Below is the Prezi presentation that we used to facilitate an eMarketing Roundtable for the Bay Area Marketing Association on November 10, 2011. The discussion started with a focus on why today's email marketing does a poor job emulating real-world human interaction, especially sales and marketing scenarios. Most of our time was focused on strategies and tactics for using social reinforcement in email marketing, including examples.
Hint: press the play button and make sure to view the Prezi in full-screen mode.
Questions and discussion that emerged from the other (primarily B2B) marketers in attendance:
- Social media sharing from our emails is hard to measure and doesn't seem to get results. How can we do better?

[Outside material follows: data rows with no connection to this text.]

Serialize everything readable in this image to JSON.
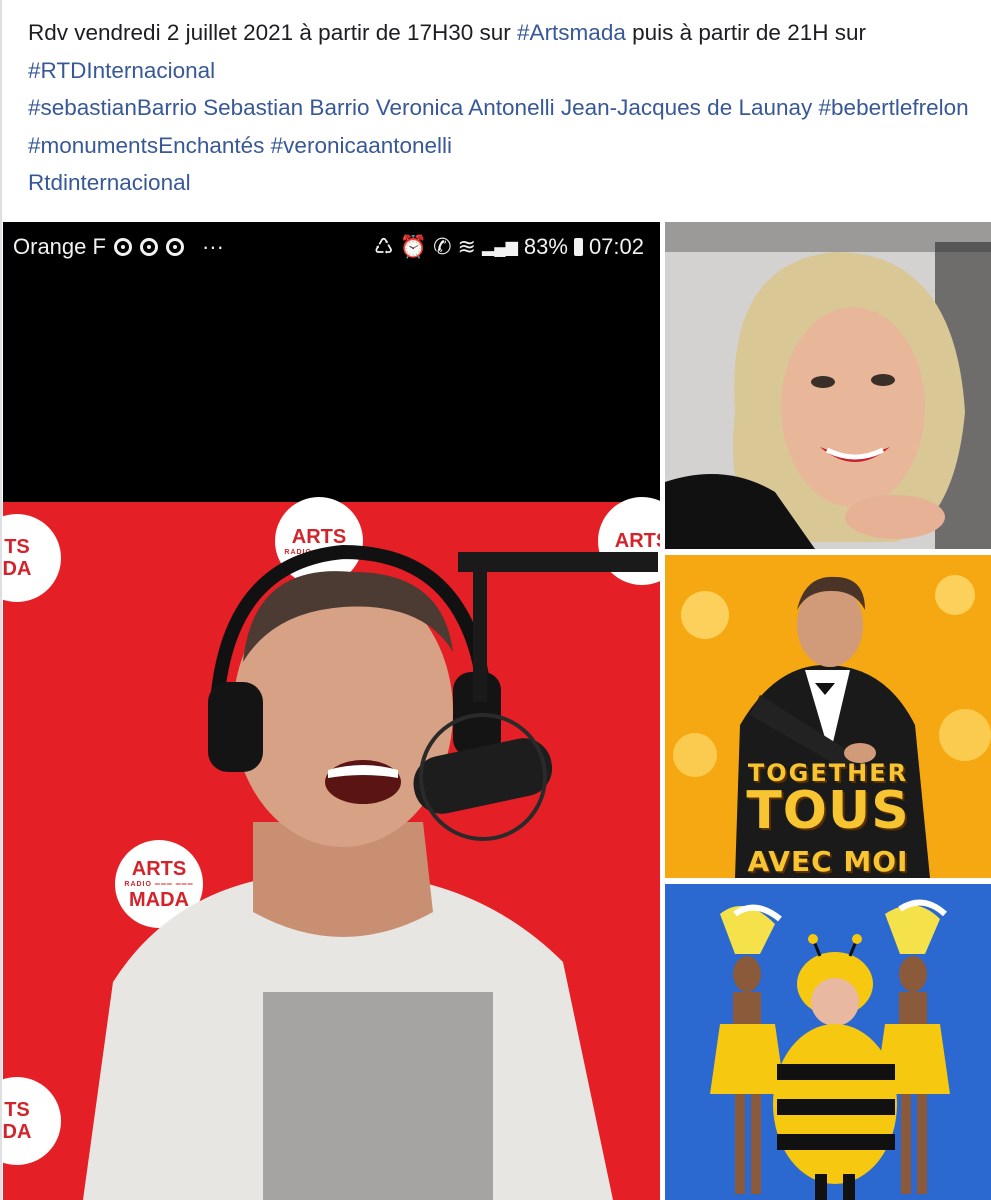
{
  "post": {
    "text_1": "Rdv vendredi 2 juillet 2021 à partir de 17H30 sur ",
    "link_artsmada": "#Artsmada",
    "text_2": " puis à partir de 21H sur ",
    "link_rtd": "#RTDInternacional",
    "tag_sebastian": "#sebastianBarrio",
    "tag_names": " Sebastian Barrio Veronica Antonelli Jean-Jacques de Launay ",
    "tag_bebert": "#bebertlefrelon",
    "tag_monuments": "#monumentsEnchantés",
    "tag_veronica": "#veronicaantonelli",
    "tag_rtd_plain": "Rtdinternacional"
  },
  "status_bar": {
    "carrier": "Orange F",
    "dots": "···",
    "battery": "83%",
    "time": "07:02"
  },
  "logos": {
    "arts": "ARTS",
    "mada": "MADA",
    "mid": "RADIO ═══ ═══",
    "left_partial_top": "TS",
    "left_partial_bottom": "DA"
  },
  "show": {
    "together": "TOGETHER",
    "tous": "TOUS",
    "avec_moi": "AVEC MOI"
  },
  "colors": {
    "link": "#385898",
    "wall_red": "#e51f26",
    "show_yellow": "#f6b417",
    "stage_blue": "#2a67cc"
  }
}
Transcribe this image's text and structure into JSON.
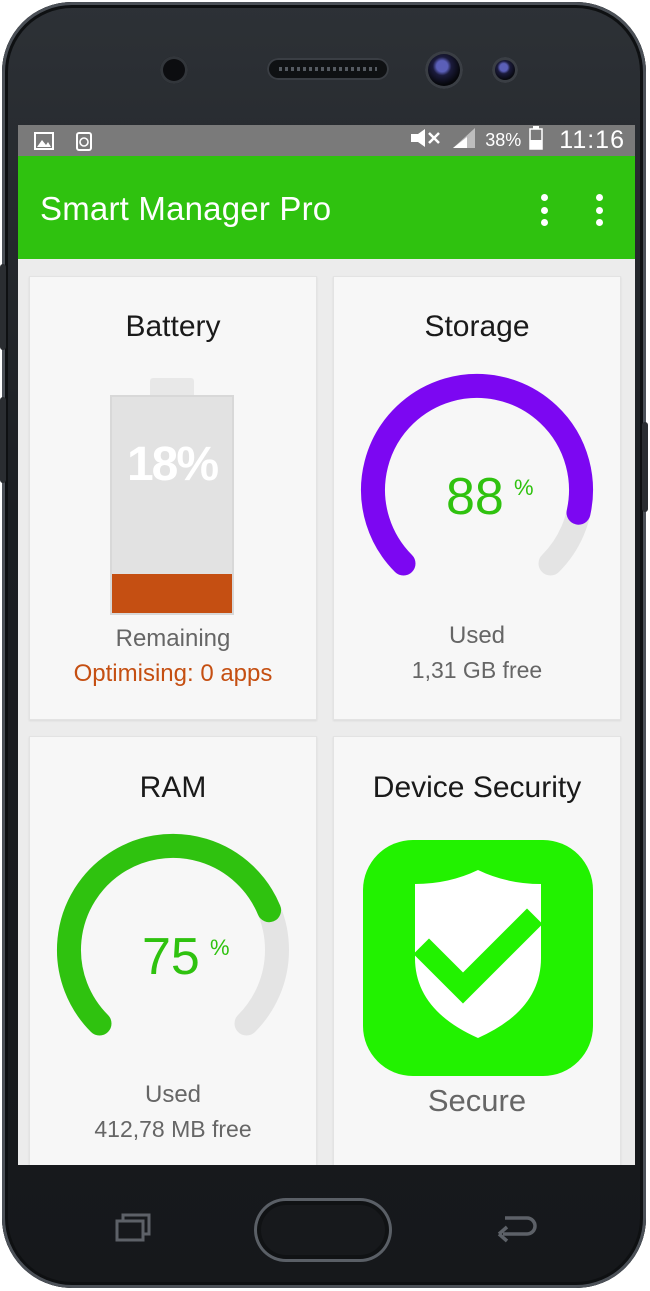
{
  "status_bar": {
    "battery_percent": "38%",
    "time": "11:16",
    "left_icons": [
      "gallery-notification-icon",
      "recycle-notification-icon"
    ],
    "right_icons": [
      "mute-icon",
      "signal-icon",
      "battery-icon"
    ]
  },
  "app_bar": {
    "title": "Smart Manager Pro",
    "actions": [
      "overflow-menu-icon",
      "overflow-menu-icon"
    ],
    "color": "#2fc20f"
  },
  "cards": {
    "battery": {
      "title": "Battery",
      "level": "18%",
      "level_fraction": 0.18,
      "status": "Remaining",
      "optimising": "Optimising: 0 apps",
      "fill_color": "#c54f12"
    },
    "storage": {
      "title": "Storage",
      "value": "88",
      "unit": "%",
      "used_fraction": 0.88,
      "label": "Used",
      "free": "1,31 GB free",
      "arc_color": "#7c07f2"
    },
    "ram": {
      "title": "RAM",
      "value": "75",
      "unit": "%",
      "used_fraction": 0.75,
      "label": "Used",
      "free": "412,78 MB free",
      "arc_color": "#2fc20f"
    },
    "security": {
      "title": "Device Security",
      "status": "Secure",
      "icon": "shield-check-icon",
      "color": "#22f200"
    }
  },
  "nav_bar": {
    "keys": [
      "recent-apps-icon",
      "home-key",
      "back-icon"
    ]
  }
}
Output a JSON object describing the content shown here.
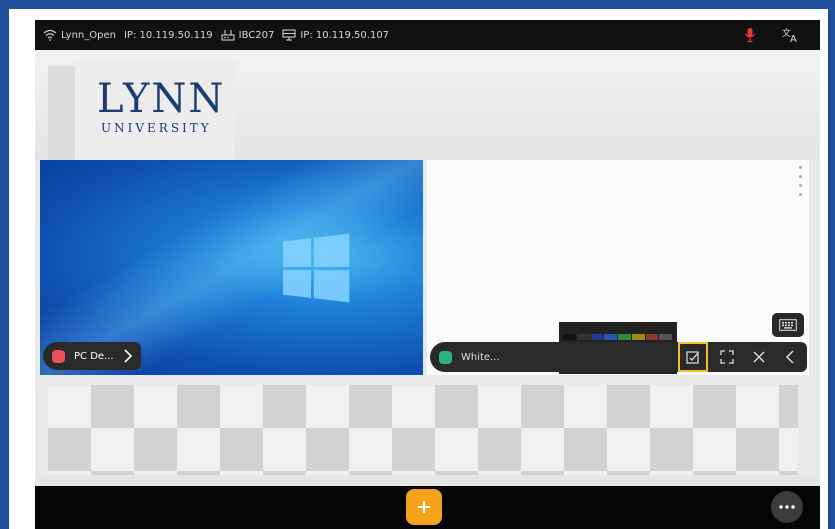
{
  "status_bar": {
    "wifi_name": "Lynn_Open",
    "wifi_ip": "IP: 10.119.50.119",
    "room": "IBC207",
    "display_ip": "IP: 10.119.50.107"
  },
  "background": {
    "logo_main": "LYNN",
    "logo_sub": "UNIVERSITY"
  },
  "windows": [
    {
      "label": "PC De...",
      "color": "#e8505b"
    },
    {
      "label": "White...",
      "color": "#2db37a"
    }
  ],
  "icons": {
    "wifi": "wifi-icon",
    "router": "router-icon",
    "display": "display-icon",
    "mic": "microphone-icon",
    "translate": "translate-icon",
    "keyboard": "keyboard-icon",
    "annotate": "annotate-icon",
    "fullscreen": "fullscreen-icon",
    "close": "close-icon",
    "collapse": "chevron-left-icon",
    "expand": "chevron-right-icon",
    "add": "plus-icon",
    "more": "more-icon"
  },
  "colors": {
    "accent": "#f4a21b",
    "highlight": "#f2c12e",
    "mic": "#e53935",
    "frame": "#1f4e9a"
  }
}
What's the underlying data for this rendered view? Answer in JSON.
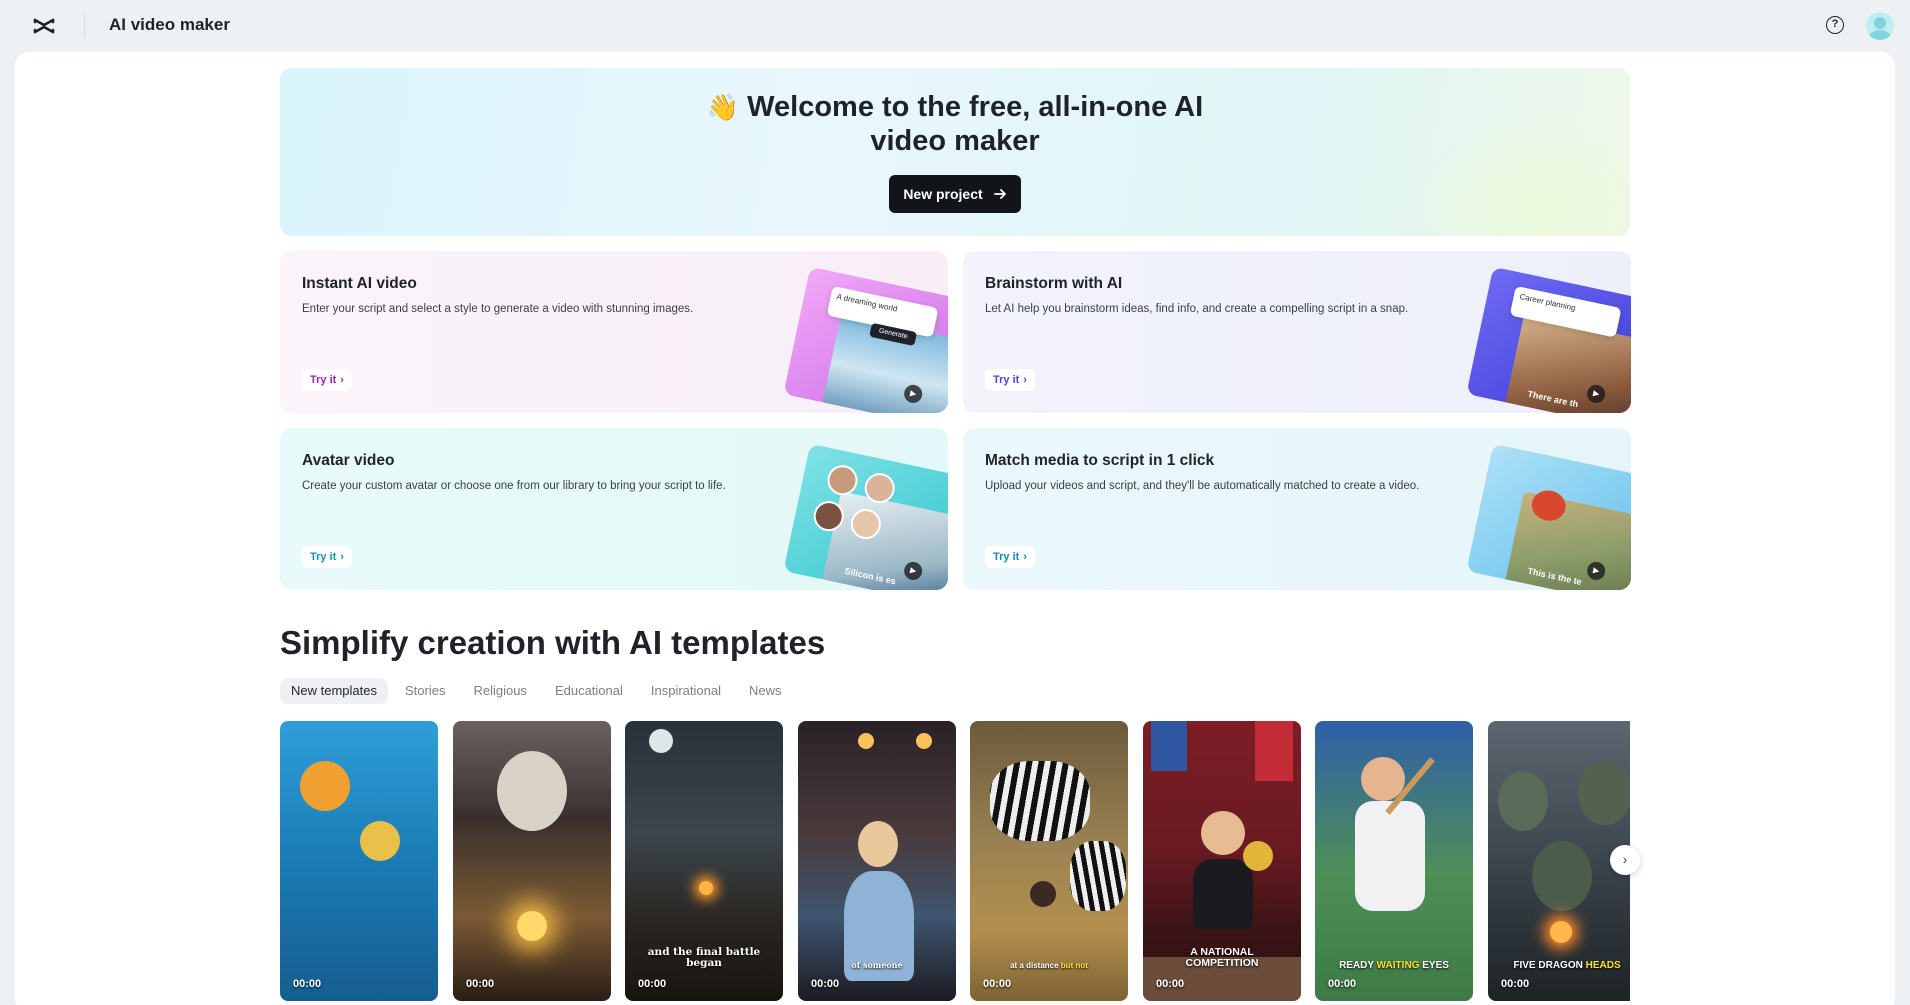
{
  "app": {
    "title": "AI video maker",
    "help_symbol": "?"
  },
  "hero": {
    "emoji": "👋",
    "title_line1": "Welcome to the free, all-in-one AI",
    "title_line2": "video maker",
    "button_label": "New project"
  },
  "features": [
    {
      "title": "Instant AI video",
      "description": "Enter your script and select a style to generate a video with stunning images.",
      "cta": "Try it",
      "chip_text": "A dreaming world",
      "chip_button": "Generate"
    },
    {
      "title": "Brainstorm with AI",
      "description": "Let AI help you brainstorm ideas, find info, and create a compelling script in a snap.",
      "cta": "Try it",
      "chip_text": "Career planning",
      "photo_caption": "There are th"
    },
    {
      "title": "Avatar video",
      "description": "Create your custom avatar or choose one from our library to bring your script to life.",
      "cta": "Try it",
      "photo_caption": "Silicon is es"
    },
    {
      "title": "Match media to script in 1 click",
      "description": "Upload your videos and script, and they'll be automatically matched to create a video.",
      "cta": "Try it",
      "photo_caption": "This is the te"
    }
  ],
  "templates": {
    "title": "Simplify creation with AI templates",
    "tabs": [
      "New templates",
      "Stories",
      "Religious",
      "Educational",
      "Inspirational",
      "News"
    ],
    "active_tab": "New templates",
    "items": [
      {
        "caption": "",
        "duration": "00:00"
      },
      {
        "caption": "",
        "duration": "00:00"
      },
      {
        "caption": "and the final battle began",
        "duration": "00:00"
      },
      {
        "caption": "of someone",
        "duration": "00:00"
      },
      {
        "caption_a": "at a distance ",
        "caption_b": "but not",
        "duration": "00:00"
      },
      {
        "caption_a": "A NATIONAL",
        "caption_b": "COMPETITION",
        "duration": "00:00"
      },
      {
        "caption_a": "READY ",
        "caption_b": "WAITING",
        "caption_c": " EYES",
        "duration": "00:00"
      },
      {
        "caption_a": "FIVE DRAGON ",
        "caption_b": "HEADS",
        "duration": "00:00"
      }
    ]
  },
  "icons": {
    "logo": "capcut-logo-icon",
    "arrow": "arrow-right-icon",
    "chevron": "chevron-right-icon",
    "help": "help-circle-icon",
    "avatar": "user-avatar-icon"
  }
}
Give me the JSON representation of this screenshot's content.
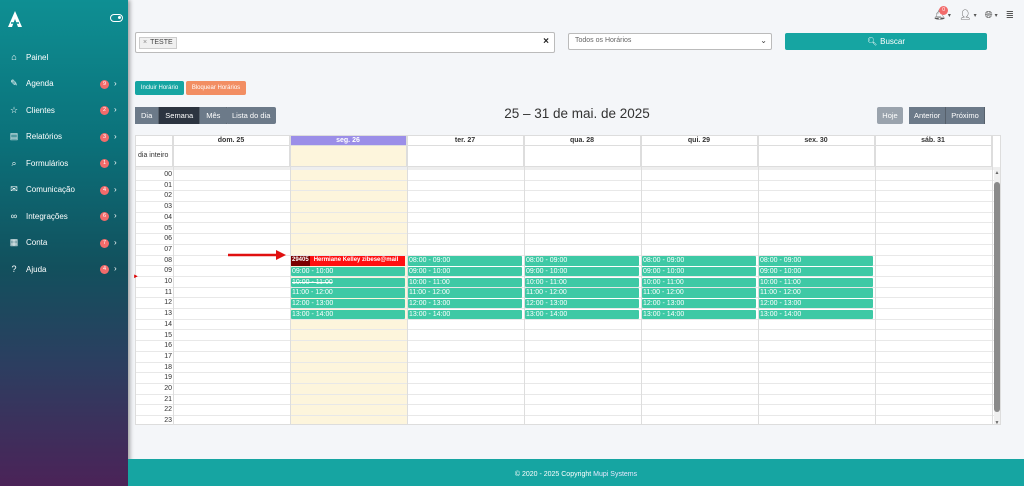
{
  "sidebar": {
    "items": [
      {
        "label": "Painel",
        "icon": "home-icon",
        "glyph": "⌂",
        "badge": ""
      },
      {
        "label": "Agenda",
        "icon": "edit-icon",
        "glyph": "✎",
        "badge": "9"
      },
      {
        "label": "Clientes",
        "icon": "star-icon",
        "glyph": "☆",
        "badge": "2"
      },
      {
        "label": "Relatórios",
        "icon": "book-icon",
        "glyph": "▤",
        "badge": "3"
      },
      {
        "label": "Formulários",
        "icon": "search-icon",
        "glyph": "⌕",
        "badge": "1"
      },
      {
        "label": "Comunicação",
        "icon": "mail-icon",
        "glyph": "✉",
        "badge": "4"
      },
      {
        "label": "Integrações",
        "icon": "link-icon",
        "glyph": "∞",
        "badge": "6"
      },
      {
        "label": "Conta",
        "icon": "briefcase-icon",
        "glyph": "▦",
        "badge": "7"
      },
      {
        "label": "Ajuda",
        "icon": "help-icon",
        "glyph": "?",
        "badge": "4"
      }
    ]
  },
  "header": {
    "notifications_count": "0"
  },
  "search": {
    "tag": "TESTE",
    "select_value": "Todos os Horários",
    "buscar_label": "Buscar"
  },
  "actions": {
    "incluir_label": "Incluir Horário",
    "bloquear_label": "Bloquear Horários"
  },
  "calendar": {
    "views": [
      "Dia",
      "Semana",
      "Mês"
    ],
    "active_view": "Semana",
    "list_label": "Lista do dia",
    "title": "25 – 31 de mai. de 2025",
    "today_label": "Hoje",
    "prev_label": "Anterior",
    "next_label": "Próximo",
    "allday_label": "dia inteiro",
    "days": [
      "dom. 25",
      "seg. 26",
      "ter. 27",
      "qua. 28",
      "qui. 29",
      "sex. 30",
      "sáb. 31"
    ],
    "today_index": 1,
    "hours": [
      "00",
      "01",
      "02",
      "03",
      "04",
      "05",
      "06",
      "07",
      "08",
      "09",
      "10",
      "11",
      "12",
      "13",
      "14",
      "15",
      "16",
      "17",
      "18",
      "19",
      "20",
      "21",
      "22",
      "23"
    ],
    "slots": [
      "08:00 - 09:00",
      "09:00 - 10:00",
      "10:00 - 11:00",
      "11:00 - 12:00",
      "12:00 - 13:00",
      "13:00 - 14:00"
    ],
    "booked_event": {
      "id": "29405",
      "label": "Hermiane Kelley zibese@mail"
    },
    "colors": {
      "slot": "#3ec9a5",
      "booked": "#ff1010",
      "today_header": "#9b8ee8",
      "today_bg": "#fdf5dc"
    }
  },
  "footer": {
    "text": "© 2020 - 2025 Copyright",
    "brand": "Mupi Systems"
  }
}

This marketer was hoping to leverage social influence from their email marketing efforts, but found that social sharing links from their emails are: 1) not used very often, and 2) difficult to track their impact. This presentation addresses how to create social influence and pull within the context of your email.
- How do we publish dynamic images in our email? Refer to this article for some helpful tips.
- Does it work better to show the responses from other recipients before or after a recipient participates? Our results show that the social pull that's created by seeing other responses dramatically increases the odds that a recipient will engage. Unless you feel that seeing the results will skew your insights then you'll get the highest engagement rates by showing real-time participation at the moment the recipient opens your email.
- Do these strategies and tactics work better for B2C vs. B2B? In both B2B and B2C marketing there's a real person receiving your email. You need to understand that recipient's buying needs, timing, and potential value. Whether B2B or B2C it's important to engage the recipient in conversation in order to gain the insights you need to deliver the right offer at the right time.
- It's hard to know if the recipients will respond. What happens if you send an Interactive Email and no one responds? There's two methods to mitigate this risk: 1) Use your evangelists to send an initial seeding round, possibly even asking them personally to respond. By gaining social value from your seeders you'll increase the odds that your more challenging recipients will respond. 2) Keep the conversation private to your email recipients. If it goes well then publish the email publically and promote to your social networks. If not, then move on to the next campaign.
- My clients may be afraid of open-ended questions. They may not have any idea what the recipients will say. Is there anyway to safeguard against this? At GroupVine we advise our clients actively moderate the responses along with their social reinforcement activities.